The single biggest blocker to migrating off LangChain is “I have 50 tools written as LangChain BaseTools.” So we made it so you don’t have to rewrite them.

from agentmatic.integrations.langchain import from_langchain_tools
from langchain_community.tools import (
    WikipediaQueryRun, DuckDuckGoSearchRun, PythonREPLTool,
)

tools = from_langchain_tools([
    WikipediaQueryRun(),
    DuckDuckGoSearchRun(),
    PythonREPLTool(),
])

agent = create_react_agent(llm=OpenAI(), tools=tools)

That’s the whole pattern. Let me explain what actually happens.

What from_langchain_tools does

For each BaseTool in the input list:

  1. Inspect the tool’s args_schema (Pydantic). Convert to Agentmatic’s internal tool schema.
  2. Build a wrapper Tool that, when called, invokes the LangChain tool’s .run() (or .arun() for async).
  3. Forward the return value back into the Agentmatic execution loop.

The wrapper is ~30 lines of Python. The boundary cost is ~80 μs per call (one PyO3 crossing into the agent, one out). Compared to a typical LLM call (200–2000 ms), this is invisible.

Async support

Async LangChain tools work without modification:

from langchain.tools import StructuredTool
from langchain_core.runnables import Runnable

async def my_async_tool(query: str) -> str:
    return await some_async_call(query)

tool = StructuredTool.from_function(coroutine=my_async_tool)
agent = create_react_agent(llm=OpenAI(), tools=from_langchain_tools([tool]))
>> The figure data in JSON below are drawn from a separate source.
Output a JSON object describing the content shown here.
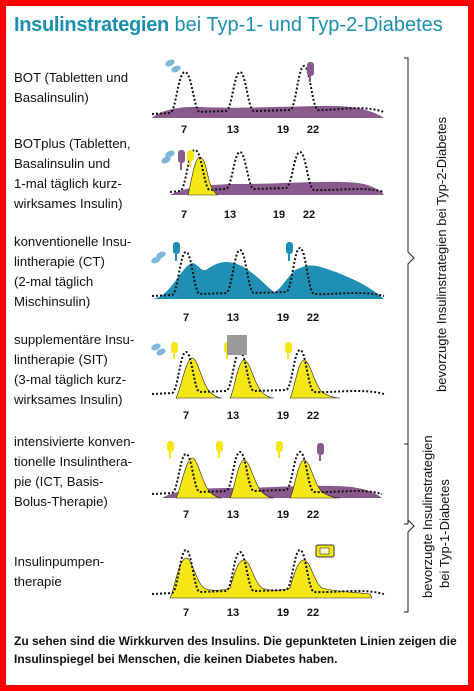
{
  "title": {
    "strong": "Insulinstrategien",
    "rest": " bei Typ-1- und Typ-2-Diabetes"
  },
  "colors": {
    "frame": "#ff0000",
    "title": "#1a8fb0",
    "basal": "#8a5a8f",
    "bolus": "#f5e616",
    "mix": "#1f8fb5",
    "grey": "#9a9a9a"
  },
  "tick_labels": [
    "7",
    "13",
    "19",
    "22"
  ],
  "rows": [
    {
      "label": [
        "BOT (Tabletten und",
        "Basalinsulin)"
      ]
    },
    {
      "label": [
        "BOTplus (Tabletten,",
        "Basalinsulin und",
        "1-mal täglich kurz-",
        "wirksames Insulin)"
      ]
    },
    {
      "label": [
        "konventionelle Insu-",
        "lintherapie (CT)",
        "(2-mal täglich",
        "Mischinsulin)"
      ]
    },
    {
      "label": [
        "supplementäre Insu-",
        "lintherapie (SIT)",
        "(3-mal täglich kurz-",
        "wirksames Insulin)"
      ]
    },
    {
      "label": [
        "intensivierte konven-",
        "tionelle Insulinthera-",
        "pie (ICT, Basis-",
        "Bolus-Therapie)"
      ]
    },
    {
      "label": [
        "Insulinpumpen-",
        "therapie"
      ]
    }
  ],
  "side_labels": {
    "type2": "bevorzugte Insulinstrategien bei Typ-2-Diabetes",
    "type1_line1": "bevorzugte Insulinstrategien",
    "type1_line2": "bei Typ-1-Diabetes"
  },
  "footnote": "Zu sehen sind die Wirkkurven des Insulins. Die gepunkteten Linien zeigen die Insulinspiegel bei Menschen, die keinen Diabetes haben."
}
We run an asyncio compatibility layer over the Tokio runtime. Your async def tools execute on a per-call coroutine.

Streaming tools

LangChain tools that return generators (yielding chunks) stream through:

def streaming_tool(query: str):
    for chunk in some_streaming_source(query):
        yield chunk

agent = create_react_agent(llm=OpenAI(), tools=from_langchain_tools([streaming_tool]))

The agent observes the streamed chunks as incremental tool observations. The LLM sees the partial state in subsequent reasoning steps.

When NOT to use the bridge

The bridge is great. There are still cases where you should rewrite:

When the tool is hot-path

If a tool is called 1000+ times per second (e.g., a tight retrieval loop), even 80 μs adds up. Rewriting as a native @tool saves the boundary cost.

# Native — no boundary cost
@tool
def hot_path_lookup(key: str) -> dict:
    return cache[key]

When you want language portability

LangChain tools are Python-only. If you want the same tool callable from TypeScript / Rust / Go agents, rewrite as an MCP server:

# A LangChain tool you've ported to MCP
from agentmatic.tools.mcp import serve_mcp
from my_tools import lookup, search

if __name__ == "__main__":
    serve_mcp([lookup, search], transport="stdio")

Now any Agentmatic SDK (Python, TS, Rust, Go, Java) can use the same tool. Plus Claude Desktop / Cursor users get it.

When the LangChain integration is heavyweight

Some LangChain tools import langchain + langchain_community + pydantic + a vendor SDK, contributing to cold start. If cold start matters (serverless), rewrite the tool against the vendor SDK directly.

Going the other way: Agentmatic agents as LangChain Runnables

The reverse bridge wraps an Agentmatic agent as a LangChain Runnable:

from agentmatic.integrations.langchain import as_langchain_runnable

agent = Agent.build("helper", llm=OpenAI(), tools=[...])
runnable = as_langchain_runnable(agent)

# Now usable in LCEL chains, LangServe deployments, LangSmith traces.
chain = prompt | runnable | output_parser

This is how teams keep LangSmith tracing during the migration. The Runnable wrapper emits spans in the LangSmith format; nothing else changes.

TypeScript bridge

The TypeScript SDK has @agentmatic/langchain-js:

import { fromLangchainTools, asLangchainRunnable } from '@agentmatic/langchain-js';
import { DynamicTool } from '@langchain/core/tools';

const wikipedia = new DynamicTool({ name: 'wiki', description: '...', func: async (q) => '...' });
const tools = fromLangchainTools([wikipedia]);

Same semantics, same wrapper overhead.

Headline

The cost of bringing your LangChain toolbox to Agentmatic is approximately zero engineering time and near-zero runtime cost. The cost of rewriting tools is a real engineering investment. Pick the bridge first; rewrite only when there’s a concrete reason.